Cependant, malgré ces enseignemens, malgré ses relations avec l’Italie, malgré la curiosité naturelle de son esprit et son étonnante habileté de dessinateur, Dürer ne parvint jamais à se dégager complètement de l’art du moyen âge, tel qu’il était alors compris et pratiqué à Nuremberg. Il en a conservé le goût, l’agencement des étoffes avec leurs plis multipliés et leurs brusques cassures, les affectations d’un naturalisme un peu puéril, la complication et l’étrangeté des inventions. On sent dans son talent comme des courans divers auxquels il cède tour à tour, et les influences combinées du moyen âge et de la renaissance, de l’Italie et de la Flandre, pèsent sur son génie sans qu’il puisse dominer leurs contradictions et les concilier dans un art vraiment national et personnel.
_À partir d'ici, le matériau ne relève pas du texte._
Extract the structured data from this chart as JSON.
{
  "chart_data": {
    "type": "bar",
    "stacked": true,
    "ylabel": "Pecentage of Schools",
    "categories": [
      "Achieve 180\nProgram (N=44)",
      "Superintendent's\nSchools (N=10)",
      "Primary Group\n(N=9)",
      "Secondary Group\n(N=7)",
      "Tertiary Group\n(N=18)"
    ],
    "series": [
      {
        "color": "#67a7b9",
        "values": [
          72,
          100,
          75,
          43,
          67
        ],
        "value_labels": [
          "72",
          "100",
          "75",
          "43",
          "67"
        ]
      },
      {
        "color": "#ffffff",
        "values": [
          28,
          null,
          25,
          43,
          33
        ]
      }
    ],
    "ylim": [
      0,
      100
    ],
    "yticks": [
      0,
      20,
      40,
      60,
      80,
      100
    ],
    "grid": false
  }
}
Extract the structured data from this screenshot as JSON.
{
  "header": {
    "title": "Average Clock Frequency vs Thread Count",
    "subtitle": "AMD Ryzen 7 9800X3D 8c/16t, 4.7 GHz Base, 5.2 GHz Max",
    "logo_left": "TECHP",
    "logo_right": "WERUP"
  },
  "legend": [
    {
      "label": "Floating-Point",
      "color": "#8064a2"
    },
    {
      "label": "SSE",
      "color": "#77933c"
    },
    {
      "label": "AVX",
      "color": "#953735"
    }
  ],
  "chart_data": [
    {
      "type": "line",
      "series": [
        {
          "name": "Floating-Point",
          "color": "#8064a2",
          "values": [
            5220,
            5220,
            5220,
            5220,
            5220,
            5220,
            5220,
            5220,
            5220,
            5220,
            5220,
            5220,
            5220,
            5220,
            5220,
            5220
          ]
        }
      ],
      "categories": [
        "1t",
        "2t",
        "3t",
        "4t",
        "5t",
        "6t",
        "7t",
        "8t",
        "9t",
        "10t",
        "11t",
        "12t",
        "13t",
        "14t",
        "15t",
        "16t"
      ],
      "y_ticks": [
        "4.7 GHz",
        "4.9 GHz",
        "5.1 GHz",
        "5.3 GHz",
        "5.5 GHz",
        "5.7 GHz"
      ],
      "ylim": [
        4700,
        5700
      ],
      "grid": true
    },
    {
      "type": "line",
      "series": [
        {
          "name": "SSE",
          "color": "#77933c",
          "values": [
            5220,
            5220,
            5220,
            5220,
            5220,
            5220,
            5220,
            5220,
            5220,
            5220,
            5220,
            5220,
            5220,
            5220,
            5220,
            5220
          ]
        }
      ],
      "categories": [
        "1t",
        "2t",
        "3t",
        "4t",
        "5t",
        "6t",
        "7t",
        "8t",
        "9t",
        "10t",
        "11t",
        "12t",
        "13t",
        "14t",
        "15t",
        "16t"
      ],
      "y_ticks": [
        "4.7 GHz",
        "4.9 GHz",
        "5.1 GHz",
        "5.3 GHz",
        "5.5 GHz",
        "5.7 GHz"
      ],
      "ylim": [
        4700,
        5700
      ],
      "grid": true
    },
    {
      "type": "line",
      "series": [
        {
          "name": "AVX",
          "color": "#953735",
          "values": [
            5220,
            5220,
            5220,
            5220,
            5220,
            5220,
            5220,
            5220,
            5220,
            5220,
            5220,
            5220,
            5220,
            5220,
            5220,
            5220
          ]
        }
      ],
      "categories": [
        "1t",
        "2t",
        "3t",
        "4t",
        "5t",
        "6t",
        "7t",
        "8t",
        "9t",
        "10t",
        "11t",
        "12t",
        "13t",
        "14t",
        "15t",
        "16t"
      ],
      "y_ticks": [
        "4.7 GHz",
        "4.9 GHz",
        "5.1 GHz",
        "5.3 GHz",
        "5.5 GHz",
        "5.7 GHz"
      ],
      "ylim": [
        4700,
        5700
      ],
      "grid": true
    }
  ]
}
Dans ses nombreux dessins, dans ses gravures, dans ses portraits ou ses compositions inspirées directement par la nature, nous reconnaissons l’artiste vraiment supérieur, nous comprenons l’influence qu’d eut sur son époque et jusqu’à un certain point celle dont il jouit encore en Allemagne. Les tableaux du musée de Munich ne suffiraient pas à la lui mériter. Le Christ déposé de la croix semble peu authentique; Lucrèce se donnant la mort est une grande académie qui ne brille pas précisément par le goût ni par le style, et la Nativité porte la trace évidente des collaborations auxquelles les charges de son ménage l’obligèrent trop souvent à recourir. Les compositions les plus importantes de Dürer sont à Vienne ; la Pinacothèque nous révèle surtout chez lui le portraitiste. Ainsi les deux volets de la Nativité, représentant deux membres de la famille Baumgartner, sont certainement supérieurs au sujet principal. Quant aux panneaux qui nous montrent saint Jean et saint Pierre, saint Paul et saint Marc, groupés deux à deux[1], ce sont des œuvres de premier ordre. Dürer y attachait lui-même une certaine importance, puisqu’il les avait offertes

  1. Dürer a gravé, mais séparément, ces quatre figures.